In his latest book on Keynes, Keynes: The Return of the Master. - L.: Allen Lane (UK) and Cambridge, MA: PublicAffairs, 2009, Robert Skidelsky raised serious concerns about the state of economics. and teaching economics at universities in the Old and New Worlds. He is especially worried that a disproportionate amount of time is devoted to teaching mathematics in economics departments: “It happens so,” Skidelsky writes, “that students of economics departments of leading universities in Great Britain or the United States receive their diploma with honors without having read a single line of Adam Smith or Marx, Mill. or Keynes, Schumpeter or Hayek. Usually, in the course of their studies, they also do not have time to connect micro- and macroeconomic analysis with the broad context of economic science, political economy, etc. … No one denies the contribution of mathematics and statistics to the formation of rigorous scientific thinking … At the same time, modern curricula in economics are overloaded with mathematical disciplines, the conceptual limitations of which no one realizes."
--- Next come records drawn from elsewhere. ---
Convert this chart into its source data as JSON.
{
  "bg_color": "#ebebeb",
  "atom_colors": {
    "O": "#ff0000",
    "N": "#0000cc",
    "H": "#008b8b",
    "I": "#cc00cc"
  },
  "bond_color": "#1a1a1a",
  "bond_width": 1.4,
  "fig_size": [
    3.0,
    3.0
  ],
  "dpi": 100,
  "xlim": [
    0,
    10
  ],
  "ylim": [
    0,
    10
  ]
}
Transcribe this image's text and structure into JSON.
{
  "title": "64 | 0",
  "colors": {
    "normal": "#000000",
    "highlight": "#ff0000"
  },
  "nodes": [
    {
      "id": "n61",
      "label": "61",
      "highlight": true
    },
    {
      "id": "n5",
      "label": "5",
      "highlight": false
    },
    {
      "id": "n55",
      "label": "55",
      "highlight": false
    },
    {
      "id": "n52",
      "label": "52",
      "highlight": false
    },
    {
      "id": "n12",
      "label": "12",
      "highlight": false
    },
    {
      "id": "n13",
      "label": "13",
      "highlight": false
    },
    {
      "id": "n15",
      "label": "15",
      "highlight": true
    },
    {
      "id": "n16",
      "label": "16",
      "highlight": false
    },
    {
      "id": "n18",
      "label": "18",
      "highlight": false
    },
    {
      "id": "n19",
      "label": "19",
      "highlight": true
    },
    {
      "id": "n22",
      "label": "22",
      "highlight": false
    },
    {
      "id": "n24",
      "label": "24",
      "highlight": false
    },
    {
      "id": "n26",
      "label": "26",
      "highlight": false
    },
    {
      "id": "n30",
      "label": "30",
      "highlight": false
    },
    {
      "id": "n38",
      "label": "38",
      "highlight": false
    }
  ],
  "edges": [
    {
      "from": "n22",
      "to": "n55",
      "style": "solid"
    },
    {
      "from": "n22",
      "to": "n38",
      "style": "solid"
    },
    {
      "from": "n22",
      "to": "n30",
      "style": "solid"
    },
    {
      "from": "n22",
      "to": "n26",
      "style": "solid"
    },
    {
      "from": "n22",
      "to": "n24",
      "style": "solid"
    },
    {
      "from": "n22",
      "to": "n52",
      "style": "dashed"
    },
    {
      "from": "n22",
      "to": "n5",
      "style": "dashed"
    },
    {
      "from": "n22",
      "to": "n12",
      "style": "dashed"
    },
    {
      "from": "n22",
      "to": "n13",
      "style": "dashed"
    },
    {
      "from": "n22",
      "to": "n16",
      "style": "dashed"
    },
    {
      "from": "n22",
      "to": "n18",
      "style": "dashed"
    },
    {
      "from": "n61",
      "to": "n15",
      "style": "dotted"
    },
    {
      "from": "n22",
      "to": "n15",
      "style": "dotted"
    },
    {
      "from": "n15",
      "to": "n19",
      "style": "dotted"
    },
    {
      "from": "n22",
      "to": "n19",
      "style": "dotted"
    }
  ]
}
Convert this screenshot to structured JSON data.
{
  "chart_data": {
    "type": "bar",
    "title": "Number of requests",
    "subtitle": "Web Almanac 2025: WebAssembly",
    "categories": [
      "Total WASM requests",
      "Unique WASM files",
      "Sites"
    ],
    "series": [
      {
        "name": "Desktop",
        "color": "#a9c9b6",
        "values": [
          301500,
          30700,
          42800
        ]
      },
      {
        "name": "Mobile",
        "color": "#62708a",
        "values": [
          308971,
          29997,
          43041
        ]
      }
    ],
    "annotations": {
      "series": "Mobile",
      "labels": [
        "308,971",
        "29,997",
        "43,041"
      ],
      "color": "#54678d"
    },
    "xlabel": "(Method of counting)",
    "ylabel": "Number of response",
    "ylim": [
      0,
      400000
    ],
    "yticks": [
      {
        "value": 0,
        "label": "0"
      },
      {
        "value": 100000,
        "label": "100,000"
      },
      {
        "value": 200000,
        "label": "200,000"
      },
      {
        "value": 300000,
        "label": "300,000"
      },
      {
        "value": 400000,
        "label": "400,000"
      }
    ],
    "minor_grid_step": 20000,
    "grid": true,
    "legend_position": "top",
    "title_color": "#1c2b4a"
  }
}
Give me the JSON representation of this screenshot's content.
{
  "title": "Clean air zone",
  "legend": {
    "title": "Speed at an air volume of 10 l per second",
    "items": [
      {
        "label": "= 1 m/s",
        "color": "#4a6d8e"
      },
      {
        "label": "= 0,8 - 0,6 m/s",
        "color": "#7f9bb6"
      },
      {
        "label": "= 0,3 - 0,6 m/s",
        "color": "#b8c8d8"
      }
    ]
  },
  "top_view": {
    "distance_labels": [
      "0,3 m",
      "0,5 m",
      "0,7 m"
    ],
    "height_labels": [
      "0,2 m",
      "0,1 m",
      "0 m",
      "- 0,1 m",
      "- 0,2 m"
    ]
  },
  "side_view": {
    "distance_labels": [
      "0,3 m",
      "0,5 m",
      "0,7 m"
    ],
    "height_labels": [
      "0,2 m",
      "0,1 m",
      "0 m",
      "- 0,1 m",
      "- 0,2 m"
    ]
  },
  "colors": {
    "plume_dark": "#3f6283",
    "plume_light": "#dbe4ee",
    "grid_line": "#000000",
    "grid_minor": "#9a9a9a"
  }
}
In the last days of 2016, an article by Robert Skidelsky “Economists versus Economics” appeared, which greatly stirred up the stagnant swamp of “professional economists”. The article states that the British government and the Bank of England are in complete confusion. They see no real ways to get out of the recession that the economy got into after the crisis of 2007-2009. The recession cannot be overcome, and all the signs of a second wave of the financial crisis are already there. The British authorities are throwing themselves into monetarism, then into Keynesianism, but there is no sense. The country's economic crisis, Skidelsky argues, is at least in part due to the crisis in modern economics and economic education. The author protests against the “mechanistic” approach to understanding economics: “For economists, the machine is the favorite symbol of economics. The famous American economist Irving Fisher even built a complex hydraulic machine with sediments and levers that allowed him to visually demonstrate the adaptation of equilibrium market prices to changes in supply and demand. If you are convinced that the economy works like a machine, then you will most likely begin to view economic problems as mathematical problems. And since the economy is not a machine, but living people (besides, not homo economicus), the excessive enthusiasm of future economists with mathematics ultimately hurts - it makes it difficult to understand the economy as a living organism.

As Robert Skidelsky is convinced, a one-sided and very narrow approach to the training of economists at universities is becoming the main threat to the economic well-being of society: “Modern professional economists study practically nothing but economics. They don't even read classics in their own discipline. They learn about the history of economics, if at all, from tables of data. Philosophy, which could explain to them the limitations of the economic method, is a closed book for them. Mathematics, demanding and seductive, completely overshadowed their intellectual horizons. Economists are the idiots savants of our time."